Regularized and Distributionally Robust Data-Enabled Predictive Control
Abstract
We consider the problem of optimal and constrained control for unknown systems. A novel data-enabled predictive control (DeePC) algorithm is presented that computes optimal and safe control policies using real-time feedback driving the unknown system along a desired trajectory while satisfying system constraints. Using a finite number of data samples from the unknown system, our proposed algorithm is grounded on insights from subspace identification and behavioral systems theory. In particular, we use raw unprocessed data assembled in a Hankel (or Page) matrix to predict and optimize over the future system behavior. In case of deterministic linear time-invariant systems, the DeePC algorithm is equivalent to standard Model Predictive Control (MPC). To cope with stochasticity and nonlinearity, we propose regularizations to the objective and constraints of the DeePC algorithm, e.g., promoting averaging and sparse selection of Hankel matrix columns. By using techniques from distributionally robust stochastic optimization and measure concentration results, we prove that these regularizations indeed robustify DeePC against corrupted data. Finally, we show through case studies that the robustified DeePC generally outperforms subsequent system identification and certainty-equivalence MPC, and we conclude by speculating upon possible reasons. All of our results are illustrated with experiments and simulations from aerial robotics, power electronics, and power systems.
Biography
Florian Dörfler is an Associate Professor at the Automatic Control Laboratory at ETH Zürich. He received his Ph.D. degree in Mechanical Engineering from the University of California at Santa Barbara in 2013, and a Diplom degree in Engineering Cybernetics from the University of Stuttgart in 2008. From 2013 to 2014 he was an Assistant Professor at the University of California Los Angeles.
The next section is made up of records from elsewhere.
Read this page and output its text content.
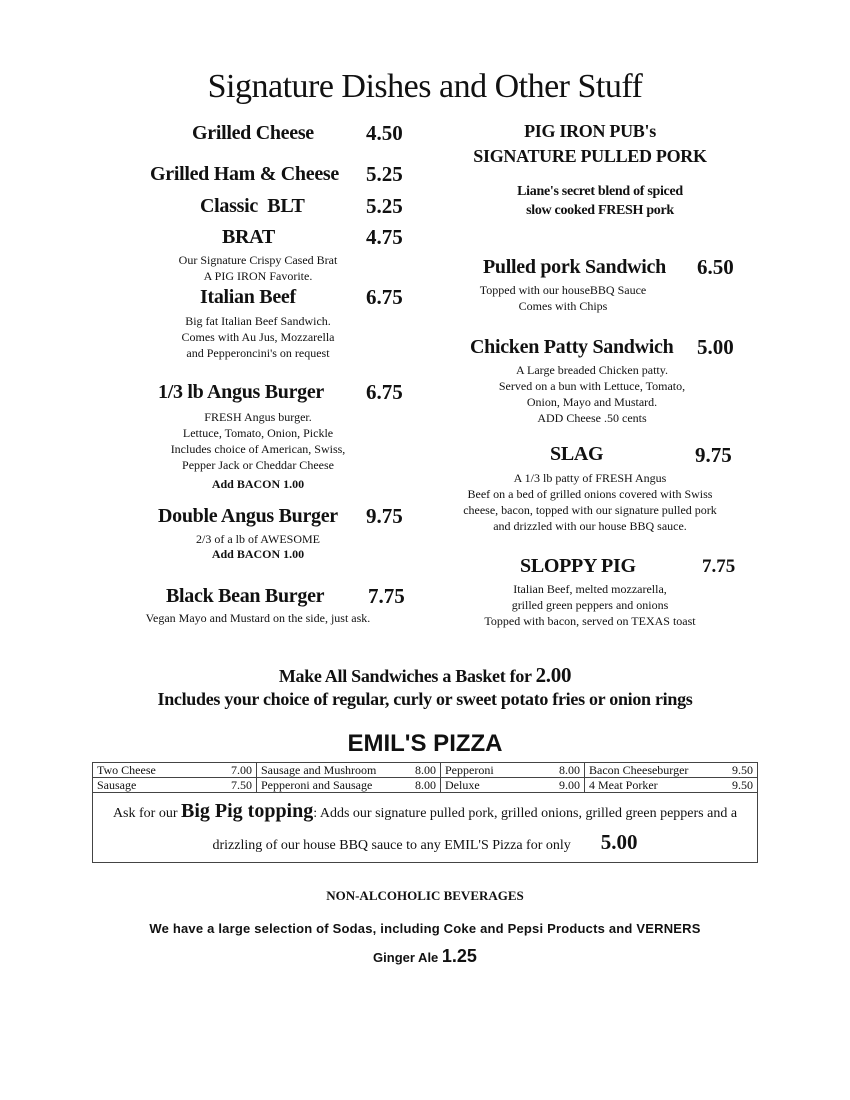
Signature Dishes and Other Stuff
Grilled Cheese 4.50
Grilled Ham & Cheese 5.25
Classic  BLT	5.25
BRAT	4.75
Our Signature Crispy Cased Brat
A PIG IRON Favorite.
Italian Beef	6.75
Big fat Italian Beef Sandwich.
Comes with Au Jus, Mozzarella
and Pepperoncini's on request
1/3 lb Angus Burger 6.75
FRESH Angus burger.
Lettuce, Tomato, Onion, Pickle
Includes choice of American, Swiss,
Pepper Jack or Cheddar Cheese
Add BACON 1.00
Double Angus Burger 9.75
2/3 of a lb of AWESOME
Add BACON 1.00
Black Bean Burger 7.75
Vegan Mayo and Mustard on the side, just ask.
PIG IRON PUB's
SIGNATURE PULLED PORK
Liane's secret blend of spiced
slow cooked FRESH pork
Pulled pork Sandwich 6.50
Topped with our houseBBQ Sauce
Comes with Chips
Chicken Patty Sandwich 5.00
A Large breaded Chicken patty.
Served on a bun with Lettuce, Tomato,
Onion, Mayo and Mustard.
ADD Cheese .50 cents
SLAG	9.75
A 1/3 lb patty of FRESH Angus
Beef on a bed of grilled onions covered with Swiss
cheese, bacon, topped with our signature pulled pork
and drizzled with our house BBQ sauce.
SLOPPY PIG	7.75
Italian Beef, melted mozzarella,
grilled green peppers and onions
Topped with bacon, served on TEXAS toast
Make All Sandwiches a Basket for 2.00
Includes your choice of regular, curly or sweet potato fries or onion rings
EMIL'S PIZZA
Two Cheese 7.00	Sausage and Mushroom 8.00	Pepperoni 8.00	Bacon Cheeseburger 9.50

Sausage 7.50	Pepperoni and Sausage 8.00	Deluxe 9.00	4 Meat Porker 9.50

Ask for our Big Pig topping: Adds our signature pulled pork, grilled onions, grilled green peppers and a drizzling of our house BBQ sauce to any EMIL'S Pizza for only 5.00			
NON-ALCOHOLIC BEVERAGES
We have a large selection of Sodas, including Coke and Pepsi Products and VERNERS
Ginger Ale 1.25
His primary research interests are centered around control, optimization, and system theory with applications in network systems such as electric power grids, robotic coordination, and social networks. He is a recipient of the distinguished young research awards by IFAC (Manfred Thoma Medal 2020) and EUCA (European Control Award 2020). His students were winners or finalists for Best Student Paper awards at the European Control Conference (2013, 2019), the American Control Conference (2016), the PES General Meeting (2020), and the PES PowerTech Conference (2017). He is furthermore a recipient of the 2010 ACC Student Best Paper Award, the 2011 O. Hugo Schuck Best Paper Award, the 2012-2014 Automatica Best Paper Award, the 2016 IEEE Circuits and Systems Guillemin-Cauer Best Paper Award, and the 2015 UCSB ME Best PhD award.